Benchmarks and Beyond

2023 Data Analyst Training

Project Benchmarks

The primary purpose of comparisons and benchmarks is to provide context to growers to understand how their performance relates to that of their peers.

What is your scope?

If the project covers a large area (e.g., multiple states) you may wish to create more than one set of project benchmarks distinct to a subset of your project population.
Benchmarks should also be calculated separately for irrigated and non-irrigated production, if both are present in a Project.

Demo: Averaging metric scores

Can I just report the mean values?

No. The simple arithmetic means listed above are based on dividing the sum of the metric values by the number of fields. In this perspective, a 1-acre field has the same environmental impact as a 100-acre field.

Consider this scenario

How should the average CO₂ emission be reported?

Simple Mean

# CO2 emissions (lbs/ac) of each field
co2_per_acre <- c(1303, 784)

# area of each field (ac)
area <- c(40, 20)

# regular "unweighted" mean
paste(mean(co2_per_acre), "lbs CO2/ac")

[1] "1043.5 lbs CO2/ac"

Weighted Means

The weighted mean is the sum of the metric totals across the project fields divided by the sum of the weighting factor across the same fields.

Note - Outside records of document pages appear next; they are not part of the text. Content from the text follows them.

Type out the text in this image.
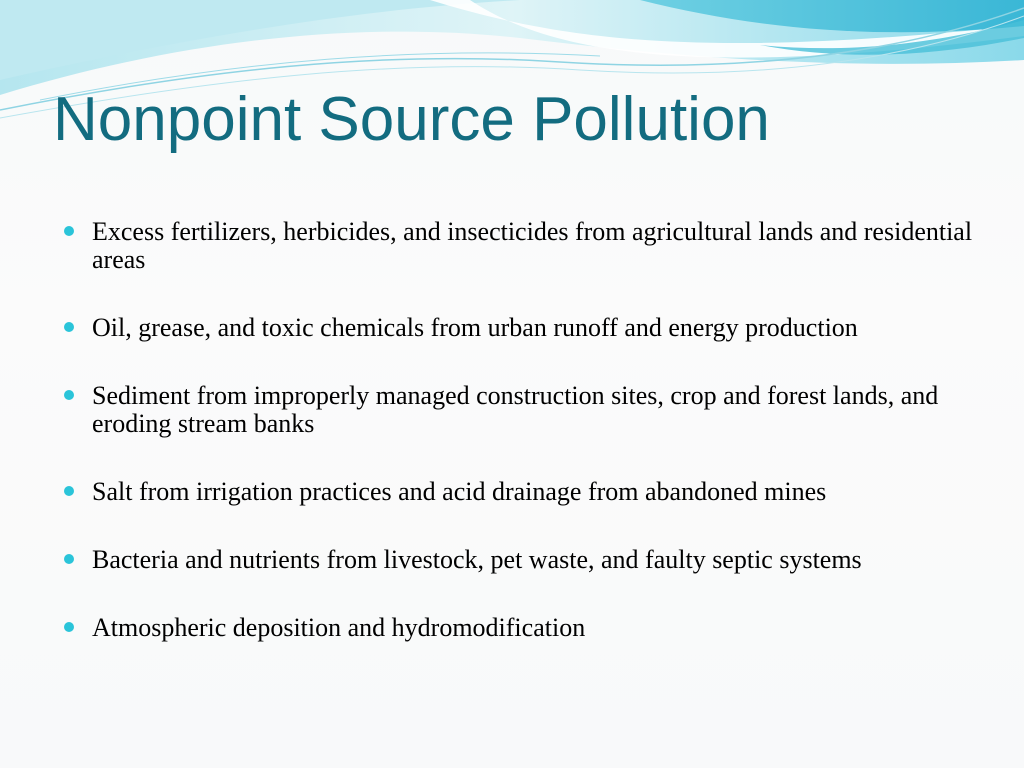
Nonpoint Source Pollution
Excess fertilizers, herbicides, and insecticides from agricultural lands and residential areas
Oil, grease, and toxic chemicals from urban runoff and energy production
Sediment from improperly managed construction sites, crop and forest lands, and eroding stream banks
Salt from irrigation practices and acid drainage from abandoned mines
Bacteria and nutrients from livestock, pet waste, and faulty septic systems
Atmospheric deposition and hydromodification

We suggest two weighting factors: field area and field production. Doing so means that the largest fields and/or most productive fields carry the most weight in the final average.

Weighted Means

# mean weighted by area (acres)
weighted.mean(co2_per_acre, w = area)

[1] 1130

# underlying calculation
# (total CO2 in field 1 + total CO2 in field 2) / total acres
wtmean <- ((1303 * 40) + (784 * 20)) / 60

paste(wtmean, "lbs CO2/ac")

[1] "1130 lbs CO2/ac"

# also the same as
mean(co2_per_acre * area) / mean(area)

[1] 1130

# and
sum(co2_per_acre * area) / sum(area)

[1] 1130

Consider this scenario

In the above example, the average emission is closer to 1130 lbs CO₂e/ac, not 1043, because the majority of the land is responsible for the majority of emissions.

Caution

The weighting factor must correspond to the units of the metric score. In other words:

use area-weighted means for a metric score expressed on per acre basis
use production-weighted means for a metric score expressed on a production basis

Interpretation

“How many lbs of CO₂e were emitted to produce the average [unit] of [crop]?”
“How many lbs of CO₂e were emitted on the average acre?”
“How many lbs of CO₂e were emitted on the acre that produced the average [unit] of [crop]?”
“How many lbs of CO₂e were emitted to produce a [unit] of [crop] on the average acre?”

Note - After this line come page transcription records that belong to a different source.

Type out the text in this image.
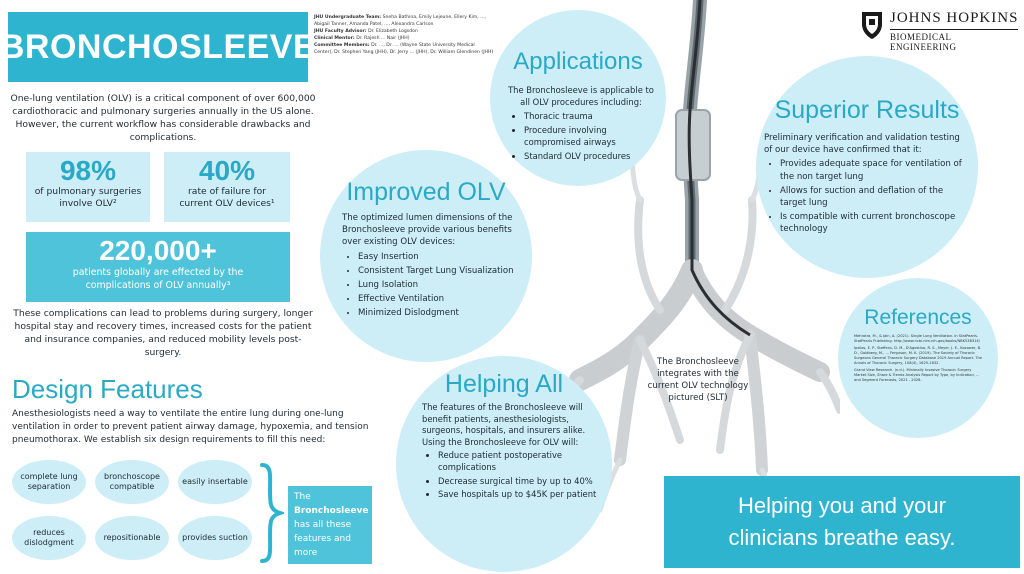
BRONCHOSLEEVE
JHU Undergraduate Team: Sneha Bathina, Emily Lejeune, Ellery Kim, ..., Abigail Tanner, Amanda Patel, ..., Alexandra Carlson
JHU Faculty Advisor: Dr. Elizabeth Logsdon
Clinical Mentor: Dr. Rajesh ... Nair (JHH)
Committee Members: Dr. ..., Dr. ... (Wayne State University Medical Center), Dr. Stephen Yang (JHH), Dr. Jerry ... (JHH), Dr. William Glendinen (JHH)
JOHNS HOPKINS
BIOMEDICAL ENGINEERING
One-lung ventilation (OLV) is a critical component of over 600,000 cardiothoracic and pulmonary surgeries annually in the US alone. However, the current workflow has considerable drawbacks and complications.
98%
of pulmonary surgeries involve OLV²
40%
rate of failure for current OLV devices¹
220,000+
patients globally are effected by the complications of OLV annually³
These complications can lead to problems during surgery, longer hospital stay and recovery times, increased costs for the patient and insurance companies, and reduced mobility levels post-surgery.
Design Features
Anesthesiologists need a way to ventilate the entire lung during one-lung ventilation in order to prevent patient airway damage, hypoxemia, and tension pneumothorax. We establish six design requirements to fill this need:
complete lung separation
bronchoscope compatible
easily insertable
reduces dislodgment
repositionable	provides suction
The
Bronchosleeve
has all these features and more
Applications
The Bronchosleeve is applicable to all OLV procedures including:
• Thoracic trauma
• Procedure involving compromised airways
• Standard OLV procedures
Improved OLV
The optimized lumen dimensions of the Bronchosleeve provide various benefits over existing OLV devices:
• Easy Insertion
• Consistent Target Lung Visualization
• Lung Isolation
• Effective Ventilation
• Minimized Dislodgment
Superior Results
Preliminary verification and validation testing of our device have confirmed that it:
• Provides adequate space for ventilation of the non target lung
• Allows for suction and deflation of the target lung
• Is compatible with current bronchoscope technology
Helping All
The features of the Bronchosleeve will benefit patients, anesthesiologists, surgeons, hospitals, and insurers alike. Using the Bronchosleeve for OLV will:
• Reduce patient postoperative complications
• Decrease surgical time by up to 40%
• Save hospitals up to $45K per patient
References
Mehrotra, M., & Jain, A. (2021). Single Lung Ventilation. In StatPearls. StatPearls Publishing. http://www.ncbi.nlm.nih.gov/books/NBK538314/
Ipsilos, E. P., Steffens, D. M., D'Agostino, R. S., Meyer, J. E., Kozower, B. D., Goldberg, M., ... Ferguson, M. K. (2019). The Society of Thoracic Surgeons General Thoracic Surgery Database 2019 Annual Report. The Annals of Thoracic Surgery, 108(4), 1625-1632.
Grand View Research. (n.d.). Minimally Invasive Thoracic Surgery Market Size, Share & Trends Analysis Report by Type, by Indication, ... and Segment Forecasts, 2021 - 2028.
The Bronchosleeve integrates with the current OLV technology pictured (SLT)
Helping you and your clinicians breathe easy.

Demo: Averaging metric scores in Excel

Weighted means in R

As an R function, this is what a project “benchmark” calculation could look like:

# Area-weighted benchmark for metric with units on an area basis
benchmark_area <- function(data, metric) {
  data |> 
  group_by(crop, crop_year) |> 
  summarize(
    total_area   = sum(field_size_ac),
    total_metric = sum({{metric}} * field_size_ac),
    simple_mean  = mean({{metric}}),
    wt_mean      = total_metric / total_area,
    weight_factor = "area") |> 
  ungroup()
}

Weighted means in R

# Production-weighted benchmark for metric with units on an area basis
benchmark_prod <- function(data, metric) {
  data |> 
  group_by(crop, crop_year) |> 
  summarize(
    total_prod   = sum(production),
    total_metric = sum({{metric}} * production),
    simple_mean  = mean({{metric}}),
    wt_mean      = total_metric / total_prod,
    weight_factor = "production") |> 
  ungroup()
}

c_ghg <- 
  candyland |>
  filter(is_irrigated == "No") |> 
  select(grower_id, field_name, crop, crop_year,
         ghg_score, ghg_score_units, # for production weighting
         ghg_per_acre_lbs_co2e_acre, # for area weighting
         field_size_ac, adjusted_yield) |> 
  mutate(production = adjusted_yield * field_size_ac) # for production weighting

#--notice the units of ghg_score are per unit yield and depend on the crop

Visualize the difference between mean and weighted mean

c_ghg_wt <- bind_rows(
  benchmark_prod(c_ghg, ghg_score),
  benchmark_area(c_ghg, ghg_per_acre_lbs_co2e_acre))

c_ghg_wt |> 
  pivot_longer(simple_mean:wt_mean,
               names_to = "mean_type") |>
  ggplot(aes(crop_year, value)) + 
  geom_point(aes(shape = mean_type,
                 color = mean_type), 
             size = 3,
             alpha = 0.8) + 
  facet_wrap(vars(crop, weight_factor), scales = "free_y", ncol = 4) +
  labs(title = "Effect of weighting GHG scores by field size")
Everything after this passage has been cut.